Potentially yes. When a lender forgives debt through foreclosure, short sale, or deed in lieu, the IRS generally treats the forgiven amount as taxable income and the lender issues a 1099-C. However, the Mortgage Forgiveness Debt Relief Act excludes up to $750,000 of forgiven debt on your principal residence from taxable income (extended through 2025). The insolvency exception also applies - if your total debts exceed your total assets at the time of debt cancellation, some or all may be excluded. A $50,000 deficiency treated as income could generate $10,000-$15,000 in additional taxes, so consulting a tax professional before finalizing any transaction is strongly recommended.

Can I sell my house in foreclosure if I have a second mortgage or HELOC?

Yes, but all lien holders must be satisfied at closing for the title to transfer cleanly. The first mortgage has priority and is paid first from the sale proceeds. The second mortgage or HELOC holder gets paid next. If the sale price does not cover all liens, you need approval from each lender for a short sale. Second lien holders often have the most leverage and can block the sale if they feel their recovery is too low - in practice, they typically receive $6,000-$8,000 or a percentage of their balance. Negotiating with multiple lenders is more complex, which is why working with an experienced cash buyer or attorney on your Hawaii sale is important.

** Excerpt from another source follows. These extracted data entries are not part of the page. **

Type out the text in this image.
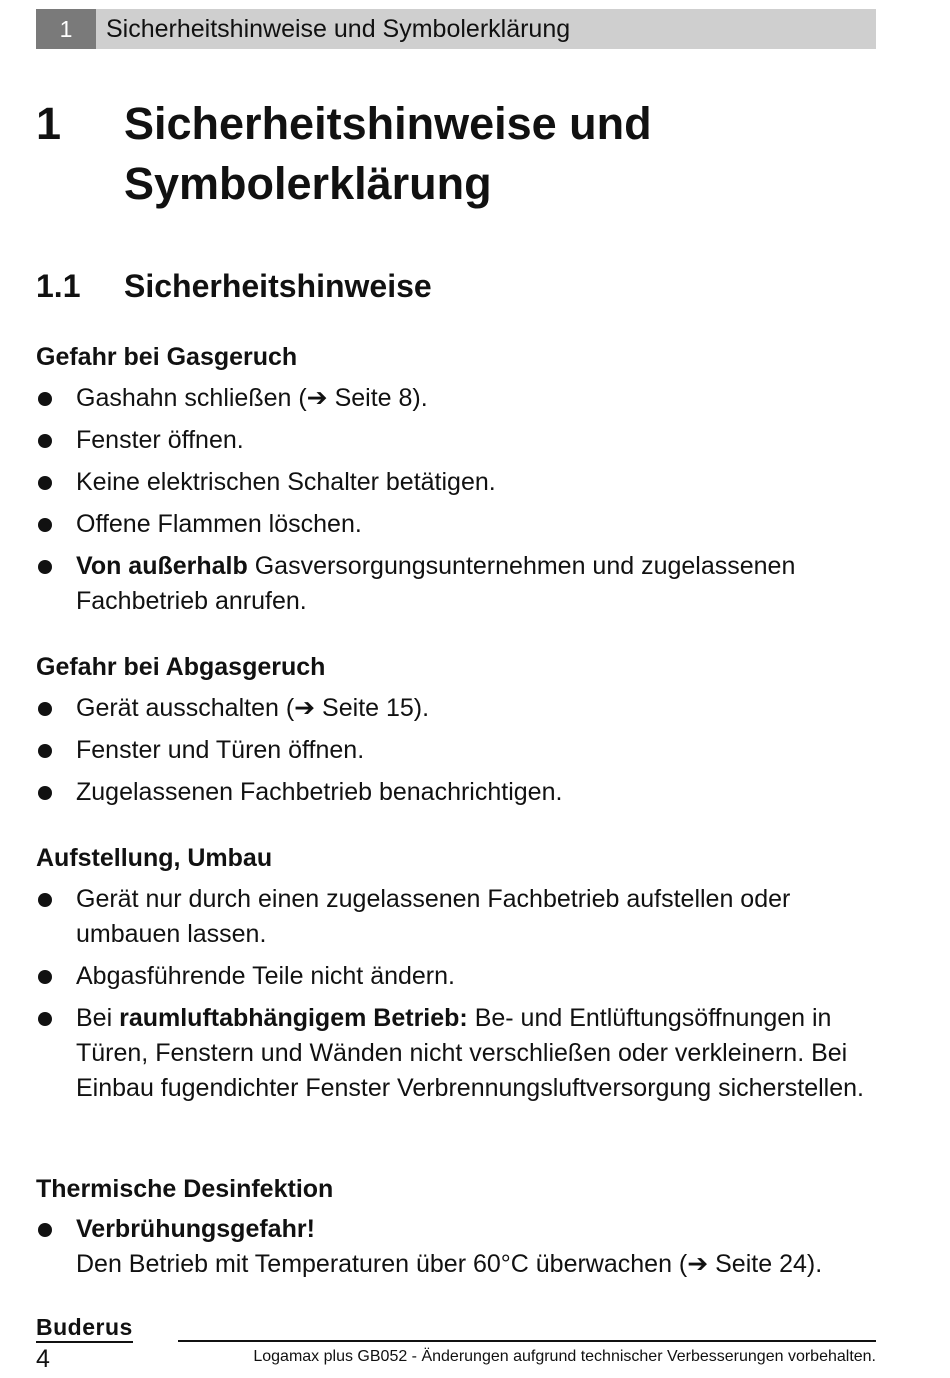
1	Sicherheitshinweise und Symbolerklärung
1	Sicherheitshinweise und
Symbolerklärung
1.1	Sicherheitshinweise
Gefahr bei Gasgeruch
Gashahn schließen (➔ Seite 8).
Fenster öffnen.
Keine elektrischen Schalter betätigen.
Offene Flammen löschen.
Von außerhalb Gasversorgungsunternehmen und zugelassenen Fachbetrieb anrufen.
Gefahr bei Abgasgeruch
Gerät ausschalten (➔ Seite 15).
Fenster und Türen öffnen.
Zugelassenen Fachbetrieb benachrichtigen.
Aufstellung, Umbau
Gerät nur durch einen zugelassenen Fachbetrieb aufstellen oder umbauen lassen.
Abgasführende Teile nicht ändern.
Bei raumluftabhängigem Betrieb: Be- und Entlüftungsöffnungen in Türen, Fenstern und Wänden nicht verschließen oder verkleinern. Bei Einbau fugendichter Fenster Verbrennungsluftversorgung sicherstellen.
Thermische Desinfektion
Verbrühungsgefahr!
Den Betrieb mit Temperaturen über 60°C überwachen (➔ Seite 24).
Buderus
4	Logamax plus GB052 - Änderungen aufgrund technischer Verbesserungen vorbehalten.
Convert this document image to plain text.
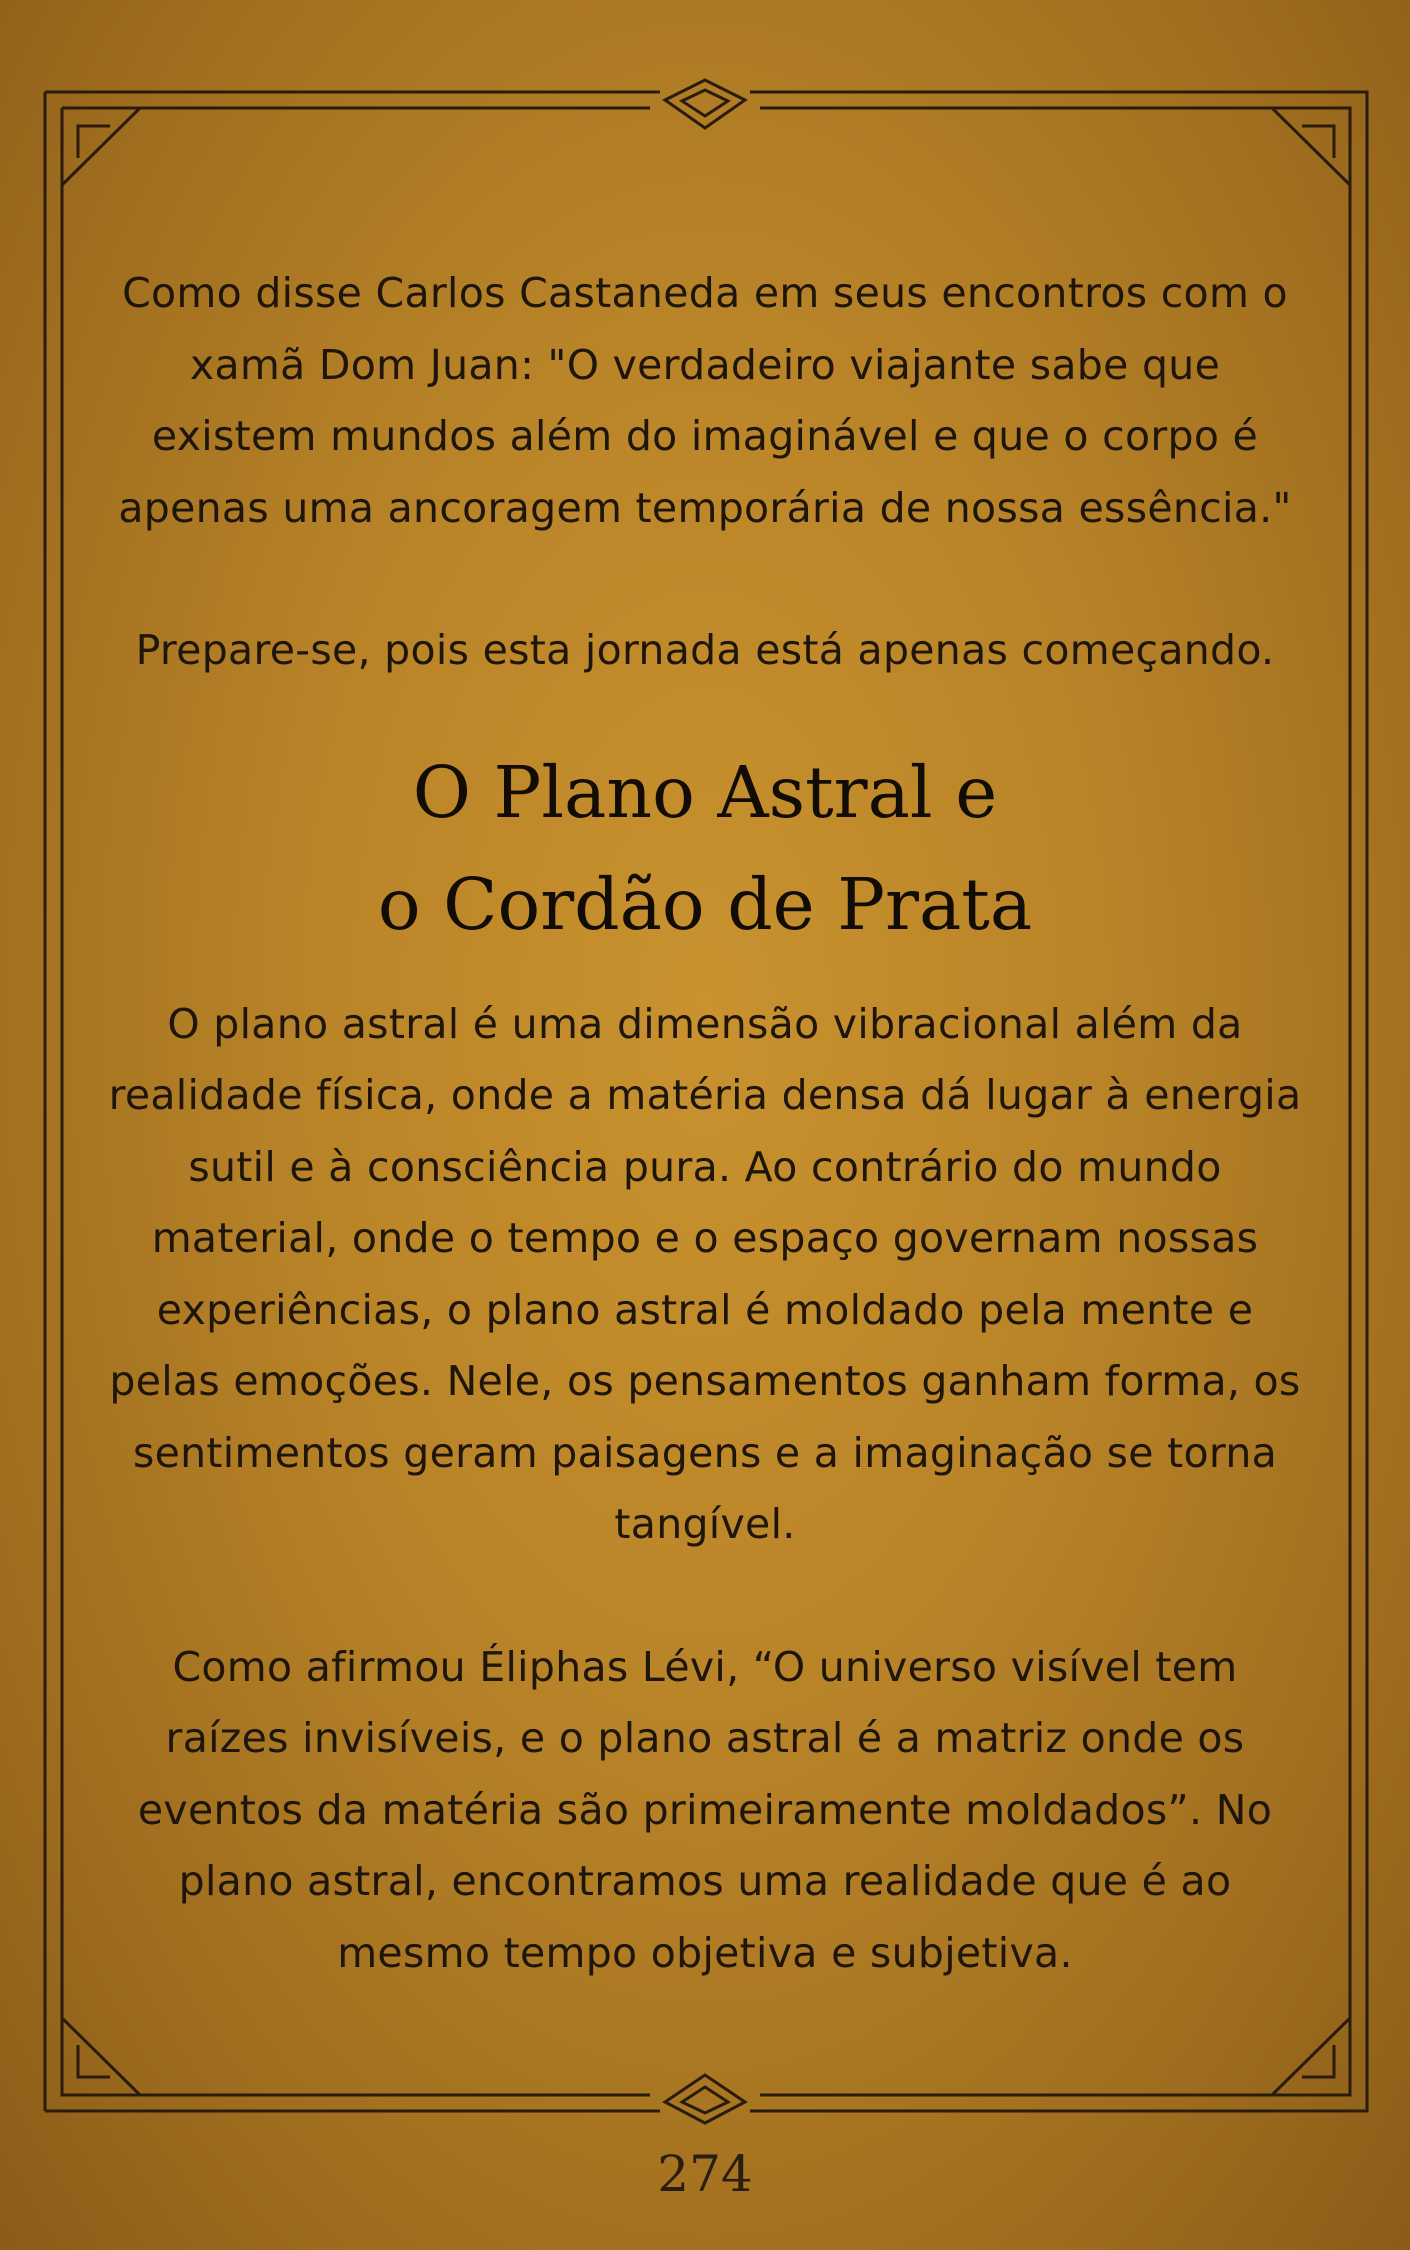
Como disse Carlos Castaneda em seus encontros com o xamã Dom Juan: "O verdadeiro viajante sabe que existem mundos além do imaginável e que o corpo é apenas uma ancoragem temporária de nossa essência."

Prepare-se, pois esta jornada está apenas começando.

O Plano Astral e
o Cordão de Prata

O plano astral é uma dimensão vibracional além da realidade física, onde a matéria densa dá lugar à energia sutil e à consciência pura. Ao contrário do mundo material, onde o tempo e o espaço governam nossas experiências, o plano astral é moldado pela mente e pelas emoções. Nele, os pensamentos ganham forma, os sentimentos geram paisagens e a imaginação se torna tangível.

Como afirmou Éliphas Lévi, “O universo visível tem raízes invisíveis, e o plano astral é a matriz onde os eventos da matéria são primeiramente moldados”. No plano astral, encontramos uma realidade que é ao mesmo tempo objetiva e subjetiva.

274
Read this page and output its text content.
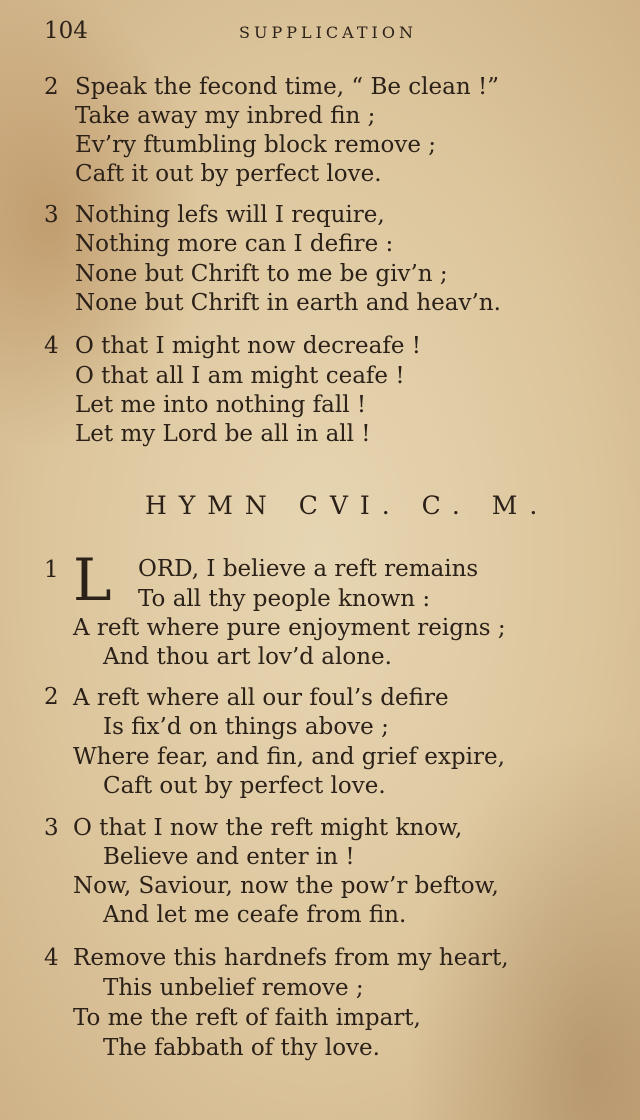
104	SUPPLICATION
2 Speak the fecond time, “ Be clean !”
Take away my inbred fin ;
Ev’ry ftumbling block remove ;
Caft it out by perfect love.
3 Nothing lefs will I require,
Nothing more can I defire :
None but Chrift to me be giv’n ;
None but Chrift in earth and heav’n.
4 O that I might now decreafe !
O that all I am might ceafe !
Let me into nothing fall !
Let my Lord be all in all !
HYMN CVI. C. M.
1 L ORD, I believe a reft remains
To all thy people known :
A reft where pure enjoyment reigns ;
And thou art lov’d alone.
2 A reft where all our foul’s defire
Is fix’d on things above ;
Where fear, and fin, and grief expire,
Caft out by perfect love.
3 O that I now the reft might know,
Believe and enter in !
Now, Saviour, now the pow’r beftow,
And let me ceafe from fin.
4 Remove this hardnefs from my heart,
This unbelief remove ;
To me the reft of faith impart,
The fabbath of thy love.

How quickly can I sell a house in foreclosure to a cash buyer?

A cash sale can close in as little as 7-14 days from the signed purchase agreement. There is no financing contingency, no appraisal requirement, and no mortgage underwriting delay. The typical timeline: Day 1 - cash offer presented. Days 2-3 - title search and payoff statement requested from the lender. Days 5-7 - title cleared, closing documents prepared. Days 7-14 - closing and funding. The critical variable is how quickly the existing lender provides the payoff statement, which typically takes 3-7 business days. If the auction is imminent in Hawaii, a cash buyer can often negotiate a postponement with the lender while the sale closes.